We've been all Hurricane Larry for some time now. Rightfully so, because ol' Lazza was one heck of a storm -- the likes of which we may never get again.
Larry faded away earlier this week after it was done with the UK and Ireland. We'll be raising a glass in its honour this evening. But just look at Larry's path. From West Africa, all the way up to Greeland. If the term 'boomeranging' didn't mean anything to you, maybe it will now thanks to this handy graphic. (the technical term is recurve, but it just sounds so dry, no?)
And of course, there's the fact Larry sent swell to the UK and Ireland when it was a hurricane. Not the dregs of one, like they usually get, but a full-on, wind-laden, gusty bad boy. That's what created the surf on Tuesday and Wednesday of this week.
Anyway, to really get into how spectacular Larry was, MSW forecaster Tony Butt broke it all down: "Larry started off as a tropical wave depression that moved off the coast of West Africa around 29th August. It quickly intensified, becoming a tropical depression on 31st August, a tropical storm on 1st September and a hurricane by 2nd September, reaching Category-3 on the Saffir-Simpson Scale.
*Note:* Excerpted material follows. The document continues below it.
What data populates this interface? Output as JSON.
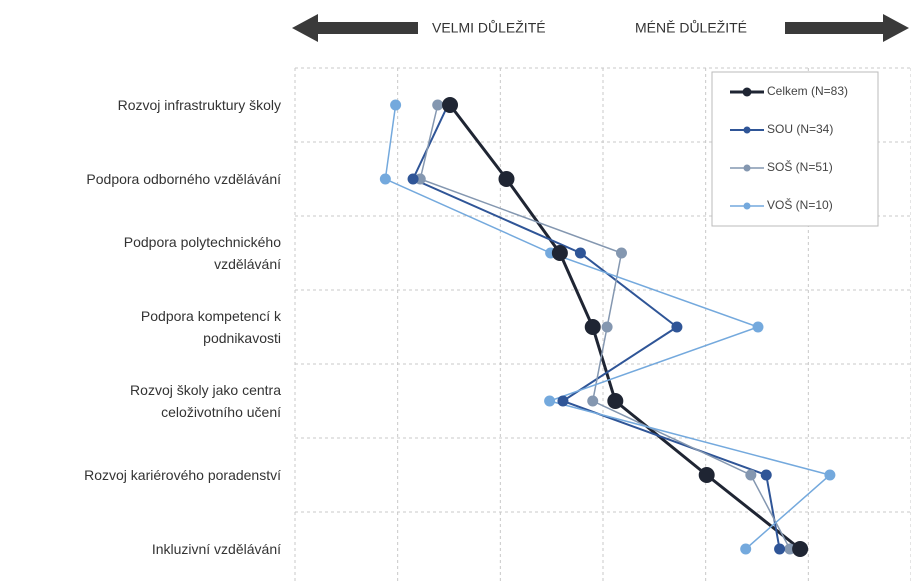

"Over the next few days it tracked westwards, gradually arcing around to the west-northwest and expanding into a large system covering a wide area. Around Friday 10th September it turned towards the northeast and accelerated, crossing Newfoundland on Saturday 11th and then moving out into the open Atlantic as a post-tropical storm.
"The westerly movement of the system between 4th and 9th September, combined with the unusually large area of hurricane-force winds on its northern flank generated a pulse of large, long-period swell that produced several days of good surf on the East Coast of the U.S. and Canada. The storm itself arced around to the northeast a considerable distance from the coast, so it didn’t directly affect local conditions.
"Then, around 10th September, while it was just south of Newfoundland, Larry was still a Category-1 hurricane, with a large area of extremely strong winds on its southern flank. This spat out a pulse of swell that spread out across the Atlantic, hitting westerly exposures on Monday 13th with unusually long periods of well over 20 secs."
And there we have it, we may not see a Larry for some time, so join us in saluting him out.